4x WD5001AALS in RAID10 off of the Intel Raid Controller (Using IRST 10.6.0.1002)
Issue Encountering:
Successfully Installed Windows 7, on RAID 10 using Intel RAID Configuration utility. Installed most-up-to-date drivers for Motherboard. But RAID will degrade out of nowhere. Have replaced defective drive, and motherboard was sent in for RMA.
But no matter what RAID10 Port 3 will FAIL, and I will have to mark as normal and then rebuild. It then rebuilds successfully. it will run fine for awhile, and the same Port will fail. I have switche dthe ports, leaving port 3 out of the raid completely. Same issue, different drive. Replaced that drive, same issue.

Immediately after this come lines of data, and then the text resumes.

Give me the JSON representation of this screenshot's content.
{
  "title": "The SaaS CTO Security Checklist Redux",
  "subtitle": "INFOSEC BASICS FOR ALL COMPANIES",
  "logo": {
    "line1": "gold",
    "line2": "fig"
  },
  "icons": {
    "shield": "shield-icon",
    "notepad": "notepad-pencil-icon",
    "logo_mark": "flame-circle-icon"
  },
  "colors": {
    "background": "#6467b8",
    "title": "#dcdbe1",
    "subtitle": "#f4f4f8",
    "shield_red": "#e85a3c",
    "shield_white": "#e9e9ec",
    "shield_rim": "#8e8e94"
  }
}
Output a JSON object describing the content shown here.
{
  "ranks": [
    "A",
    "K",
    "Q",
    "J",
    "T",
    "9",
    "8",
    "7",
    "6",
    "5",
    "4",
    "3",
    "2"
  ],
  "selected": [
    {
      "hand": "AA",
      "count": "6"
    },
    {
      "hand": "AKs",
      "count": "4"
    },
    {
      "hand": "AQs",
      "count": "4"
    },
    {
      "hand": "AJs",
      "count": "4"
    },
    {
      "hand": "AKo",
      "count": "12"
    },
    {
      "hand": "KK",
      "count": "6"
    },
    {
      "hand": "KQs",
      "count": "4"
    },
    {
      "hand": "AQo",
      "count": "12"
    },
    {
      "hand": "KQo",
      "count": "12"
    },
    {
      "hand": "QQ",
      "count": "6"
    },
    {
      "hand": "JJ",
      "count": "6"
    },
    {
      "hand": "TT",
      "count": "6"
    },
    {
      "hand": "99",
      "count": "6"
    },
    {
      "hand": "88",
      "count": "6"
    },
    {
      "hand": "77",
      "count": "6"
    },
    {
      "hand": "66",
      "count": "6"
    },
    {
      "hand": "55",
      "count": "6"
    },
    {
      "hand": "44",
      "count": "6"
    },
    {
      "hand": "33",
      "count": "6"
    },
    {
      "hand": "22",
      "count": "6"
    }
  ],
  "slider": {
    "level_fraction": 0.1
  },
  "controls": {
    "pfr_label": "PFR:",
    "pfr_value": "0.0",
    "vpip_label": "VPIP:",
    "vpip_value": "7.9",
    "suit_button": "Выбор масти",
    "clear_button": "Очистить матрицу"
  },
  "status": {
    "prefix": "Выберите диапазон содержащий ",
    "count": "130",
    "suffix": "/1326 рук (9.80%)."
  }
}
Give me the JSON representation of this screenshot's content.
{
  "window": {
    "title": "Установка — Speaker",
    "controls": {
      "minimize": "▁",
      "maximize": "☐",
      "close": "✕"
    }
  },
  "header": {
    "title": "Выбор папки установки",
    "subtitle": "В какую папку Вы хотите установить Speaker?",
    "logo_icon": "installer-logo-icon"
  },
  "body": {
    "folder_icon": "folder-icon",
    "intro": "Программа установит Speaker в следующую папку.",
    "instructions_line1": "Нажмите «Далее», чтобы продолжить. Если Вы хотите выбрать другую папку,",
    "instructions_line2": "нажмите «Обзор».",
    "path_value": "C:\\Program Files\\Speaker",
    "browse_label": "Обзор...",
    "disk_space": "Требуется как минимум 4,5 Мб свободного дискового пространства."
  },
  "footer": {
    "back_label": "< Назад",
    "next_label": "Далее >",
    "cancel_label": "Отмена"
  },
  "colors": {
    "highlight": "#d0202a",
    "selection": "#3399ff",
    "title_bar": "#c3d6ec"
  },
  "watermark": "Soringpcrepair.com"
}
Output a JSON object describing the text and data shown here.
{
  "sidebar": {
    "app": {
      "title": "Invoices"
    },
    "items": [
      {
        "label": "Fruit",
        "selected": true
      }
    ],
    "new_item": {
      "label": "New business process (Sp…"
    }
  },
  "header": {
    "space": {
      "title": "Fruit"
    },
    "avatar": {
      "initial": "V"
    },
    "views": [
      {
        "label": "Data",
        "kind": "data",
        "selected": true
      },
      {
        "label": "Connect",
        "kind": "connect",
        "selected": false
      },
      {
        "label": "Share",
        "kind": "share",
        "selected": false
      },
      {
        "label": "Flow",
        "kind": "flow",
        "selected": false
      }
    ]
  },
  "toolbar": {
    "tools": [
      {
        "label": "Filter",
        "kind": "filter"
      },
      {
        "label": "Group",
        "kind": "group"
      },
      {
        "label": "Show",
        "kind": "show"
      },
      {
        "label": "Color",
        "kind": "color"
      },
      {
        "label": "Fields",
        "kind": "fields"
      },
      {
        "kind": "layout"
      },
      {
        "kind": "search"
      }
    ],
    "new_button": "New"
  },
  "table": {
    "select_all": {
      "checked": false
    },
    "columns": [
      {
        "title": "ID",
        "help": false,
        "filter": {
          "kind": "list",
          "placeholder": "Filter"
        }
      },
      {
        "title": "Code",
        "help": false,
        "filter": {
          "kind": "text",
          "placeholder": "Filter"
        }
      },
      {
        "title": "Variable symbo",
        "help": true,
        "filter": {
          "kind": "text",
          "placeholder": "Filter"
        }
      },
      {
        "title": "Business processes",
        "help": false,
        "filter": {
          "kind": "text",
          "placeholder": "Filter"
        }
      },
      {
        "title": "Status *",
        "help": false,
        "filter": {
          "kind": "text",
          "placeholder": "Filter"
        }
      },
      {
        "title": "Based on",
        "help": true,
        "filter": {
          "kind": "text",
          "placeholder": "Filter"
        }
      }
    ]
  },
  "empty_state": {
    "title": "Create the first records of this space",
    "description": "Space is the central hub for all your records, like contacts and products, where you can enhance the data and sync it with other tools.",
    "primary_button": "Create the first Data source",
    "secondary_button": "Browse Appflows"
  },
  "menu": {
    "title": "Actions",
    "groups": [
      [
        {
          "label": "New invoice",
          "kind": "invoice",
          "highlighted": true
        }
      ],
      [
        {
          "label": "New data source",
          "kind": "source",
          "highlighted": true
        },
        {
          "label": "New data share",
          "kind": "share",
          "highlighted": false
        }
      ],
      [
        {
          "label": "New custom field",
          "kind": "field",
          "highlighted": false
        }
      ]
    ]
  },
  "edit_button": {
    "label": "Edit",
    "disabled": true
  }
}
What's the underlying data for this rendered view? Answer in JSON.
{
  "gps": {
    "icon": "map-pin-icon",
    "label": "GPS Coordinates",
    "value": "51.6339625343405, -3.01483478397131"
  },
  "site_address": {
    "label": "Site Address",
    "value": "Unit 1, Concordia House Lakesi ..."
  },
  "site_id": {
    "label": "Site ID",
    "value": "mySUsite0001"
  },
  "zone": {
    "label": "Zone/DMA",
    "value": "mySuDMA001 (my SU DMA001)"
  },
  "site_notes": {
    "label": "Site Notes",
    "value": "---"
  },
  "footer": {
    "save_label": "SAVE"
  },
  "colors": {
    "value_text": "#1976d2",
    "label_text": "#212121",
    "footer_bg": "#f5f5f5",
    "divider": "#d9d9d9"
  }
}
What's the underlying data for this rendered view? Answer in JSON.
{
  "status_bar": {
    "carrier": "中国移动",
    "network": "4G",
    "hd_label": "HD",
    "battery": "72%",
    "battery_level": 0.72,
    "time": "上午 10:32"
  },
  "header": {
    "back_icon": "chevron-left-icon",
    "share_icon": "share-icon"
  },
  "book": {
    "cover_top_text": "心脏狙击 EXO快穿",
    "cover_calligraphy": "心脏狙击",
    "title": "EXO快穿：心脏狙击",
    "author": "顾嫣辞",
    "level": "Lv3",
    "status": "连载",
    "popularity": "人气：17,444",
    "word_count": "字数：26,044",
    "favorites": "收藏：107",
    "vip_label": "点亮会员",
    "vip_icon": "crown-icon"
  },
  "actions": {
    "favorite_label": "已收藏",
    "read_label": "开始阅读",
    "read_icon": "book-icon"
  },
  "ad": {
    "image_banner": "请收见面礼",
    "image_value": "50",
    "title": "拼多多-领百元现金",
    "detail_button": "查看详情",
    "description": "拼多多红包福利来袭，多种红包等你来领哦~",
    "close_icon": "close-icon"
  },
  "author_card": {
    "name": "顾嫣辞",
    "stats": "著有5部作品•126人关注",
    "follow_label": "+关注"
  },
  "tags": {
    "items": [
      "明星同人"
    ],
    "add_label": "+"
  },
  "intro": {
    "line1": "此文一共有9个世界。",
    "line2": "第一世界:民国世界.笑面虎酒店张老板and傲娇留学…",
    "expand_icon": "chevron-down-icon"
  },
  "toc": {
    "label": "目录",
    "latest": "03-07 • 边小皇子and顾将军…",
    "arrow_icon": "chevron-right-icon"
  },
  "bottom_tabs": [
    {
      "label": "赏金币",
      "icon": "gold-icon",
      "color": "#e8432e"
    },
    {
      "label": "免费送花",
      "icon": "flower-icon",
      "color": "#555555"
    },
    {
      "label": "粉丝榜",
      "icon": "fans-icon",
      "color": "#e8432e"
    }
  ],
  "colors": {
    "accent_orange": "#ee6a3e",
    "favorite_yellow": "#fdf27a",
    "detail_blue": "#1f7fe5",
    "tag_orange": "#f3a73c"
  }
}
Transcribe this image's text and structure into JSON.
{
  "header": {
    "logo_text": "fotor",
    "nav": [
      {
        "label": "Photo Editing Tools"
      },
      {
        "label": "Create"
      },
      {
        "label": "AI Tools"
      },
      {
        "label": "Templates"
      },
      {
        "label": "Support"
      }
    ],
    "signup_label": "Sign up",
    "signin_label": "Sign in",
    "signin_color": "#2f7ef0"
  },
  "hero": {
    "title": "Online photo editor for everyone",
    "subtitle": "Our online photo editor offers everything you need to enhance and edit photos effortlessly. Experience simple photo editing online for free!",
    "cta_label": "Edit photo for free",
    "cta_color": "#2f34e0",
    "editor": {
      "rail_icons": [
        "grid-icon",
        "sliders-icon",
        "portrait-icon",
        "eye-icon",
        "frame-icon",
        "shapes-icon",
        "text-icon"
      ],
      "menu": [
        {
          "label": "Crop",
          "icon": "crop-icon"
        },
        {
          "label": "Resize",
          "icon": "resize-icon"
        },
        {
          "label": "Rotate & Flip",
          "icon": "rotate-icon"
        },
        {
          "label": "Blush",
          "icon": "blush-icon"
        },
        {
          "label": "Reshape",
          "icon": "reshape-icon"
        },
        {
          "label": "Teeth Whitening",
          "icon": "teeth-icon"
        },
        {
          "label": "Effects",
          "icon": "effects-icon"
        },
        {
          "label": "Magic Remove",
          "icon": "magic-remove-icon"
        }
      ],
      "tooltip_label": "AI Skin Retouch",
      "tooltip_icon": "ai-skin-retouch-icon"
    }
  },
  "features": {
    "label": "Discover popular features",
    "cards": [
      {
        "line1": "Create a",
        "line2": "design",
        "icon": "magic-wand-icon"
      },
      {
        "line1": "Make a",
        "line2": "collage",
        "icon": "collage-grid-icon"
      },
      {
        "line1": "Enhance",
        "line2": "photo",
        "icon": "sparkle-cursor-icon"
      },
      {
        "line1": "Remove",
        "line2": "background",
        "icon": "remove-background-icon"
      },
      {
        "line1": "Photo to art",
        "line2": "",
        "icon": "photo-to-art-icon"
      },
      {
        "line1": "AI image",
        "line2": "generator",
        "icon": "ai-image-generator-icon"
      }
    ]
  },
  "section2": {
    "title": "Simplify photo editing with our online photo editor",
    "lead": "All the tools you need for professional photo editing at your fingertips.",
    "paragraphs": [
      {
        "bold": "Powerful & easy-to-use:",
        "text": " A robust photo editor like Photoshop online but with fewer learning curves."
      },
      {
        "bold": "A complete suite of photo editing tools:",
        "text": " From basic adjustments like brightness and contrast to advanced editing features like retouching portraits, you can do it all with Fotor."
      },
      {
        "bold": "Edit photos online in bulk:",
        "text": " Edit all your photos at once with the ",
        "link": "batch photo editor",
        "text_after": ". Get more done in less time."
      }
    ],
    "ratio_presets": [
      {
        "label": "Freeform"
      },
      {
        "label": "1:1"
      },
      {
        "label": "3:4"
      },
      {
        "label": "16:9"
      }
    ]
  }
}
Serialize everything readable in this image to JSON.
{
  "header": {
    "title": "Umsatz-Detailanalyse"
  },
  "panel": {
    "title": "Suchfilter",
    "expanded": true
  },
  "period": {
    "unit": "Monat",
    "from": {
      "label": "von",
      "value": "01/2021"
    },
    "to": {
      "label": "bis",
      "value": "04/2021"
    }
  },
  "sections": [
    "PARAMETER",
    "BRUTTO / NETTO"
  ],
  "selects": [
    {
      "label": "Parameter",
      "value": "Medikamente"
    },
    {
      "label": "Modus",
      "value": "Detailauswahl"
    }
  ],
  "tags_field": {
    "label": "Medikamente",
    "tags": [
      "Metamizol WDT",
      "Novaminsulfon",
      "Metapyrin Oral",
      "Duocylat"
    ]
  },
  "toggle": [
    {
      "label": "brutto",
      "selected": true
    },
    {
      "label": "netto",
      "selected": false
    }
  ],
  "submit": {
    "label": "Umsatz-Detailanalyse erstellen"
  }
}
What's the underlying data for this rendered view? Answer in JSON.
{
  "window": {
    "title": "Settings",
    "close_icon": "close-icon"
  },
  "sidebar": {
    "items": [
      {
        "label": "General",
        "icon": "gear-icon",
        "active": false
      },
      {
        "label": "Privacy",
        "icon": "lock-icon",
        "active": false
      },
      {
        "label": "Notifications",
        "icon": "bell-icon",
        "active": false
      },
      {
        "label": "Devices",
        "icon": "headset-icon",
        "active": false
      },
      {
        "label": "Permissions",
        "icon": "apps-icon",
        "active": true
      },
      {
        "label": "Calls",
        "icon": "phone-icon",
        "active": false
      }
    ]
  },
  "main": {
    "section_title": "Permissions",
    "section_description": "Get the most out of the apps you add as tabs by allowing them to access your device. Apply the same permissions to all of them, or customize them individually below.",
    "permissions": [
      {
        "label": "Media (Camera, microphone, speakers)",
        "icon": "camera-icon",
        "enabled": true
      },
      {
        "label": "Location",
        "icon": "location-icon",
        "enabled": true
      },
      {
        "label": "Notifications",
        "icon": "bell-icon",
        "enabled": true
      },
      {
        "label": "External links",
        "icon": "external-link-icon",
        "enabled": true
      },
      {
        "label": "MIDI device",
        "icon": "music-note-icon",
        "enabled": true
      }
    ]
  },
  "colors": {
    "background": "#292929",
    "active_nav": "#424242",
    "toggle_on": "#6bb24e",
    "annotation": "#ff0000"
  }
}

Have read the WD doesn’t “recommend” RAID 10 with these desktop drives do to speed of drives? is this true? Does anyone have any tips, or suggestions that they feel might help remedy this issue?
no, it’s not the speed of the drive, it’s whatever tendency it may have to do error checking and recovery. a true raid drive limits how much time the system can do error recovery on a drive. wd calls it tler (time limited error recovery). their raid edition drives have it, but the caviar blacks don’t. that’s why they only recommend using them in a raid 0 or raid 1 setup.
Thank you for your response sir. So I am going out on a limb here, and guessing this “fail” is a false positive due to the TIER command not being native on WD5001AALS Hard Drives. So my best option is to invest in in TIER Enabled RAID Hard Drives.
But as far as you know there is no fix for the issue I am currently experiencing?
What drives would you recommend for a RAID10 setup?
Thank you for your response sir. So I am going out on a limb here, and guessing this “fail” is a false positive due to the TIER command not being native on WD5001AALS Hard Drives. So my best option is to invest in in TIER Enabled RAID Hard Drives.
But as far as you know there is no fix for the issue I am currently experiencing?
What drives would you recommend for a RAID10 setup?
that could be true. if a drive goes into error checking for longer than 7 seconds, then, yes, it could fail the in the raid configuration and not be a bad drive. the best thing to do is to run the dlg diagnostics and see if the drive passes. if it does, then it’sjust not going to work in the raid configuration you’re running.
If that’s the case, then Pizza’s right, RE4’s are the raid drives you need.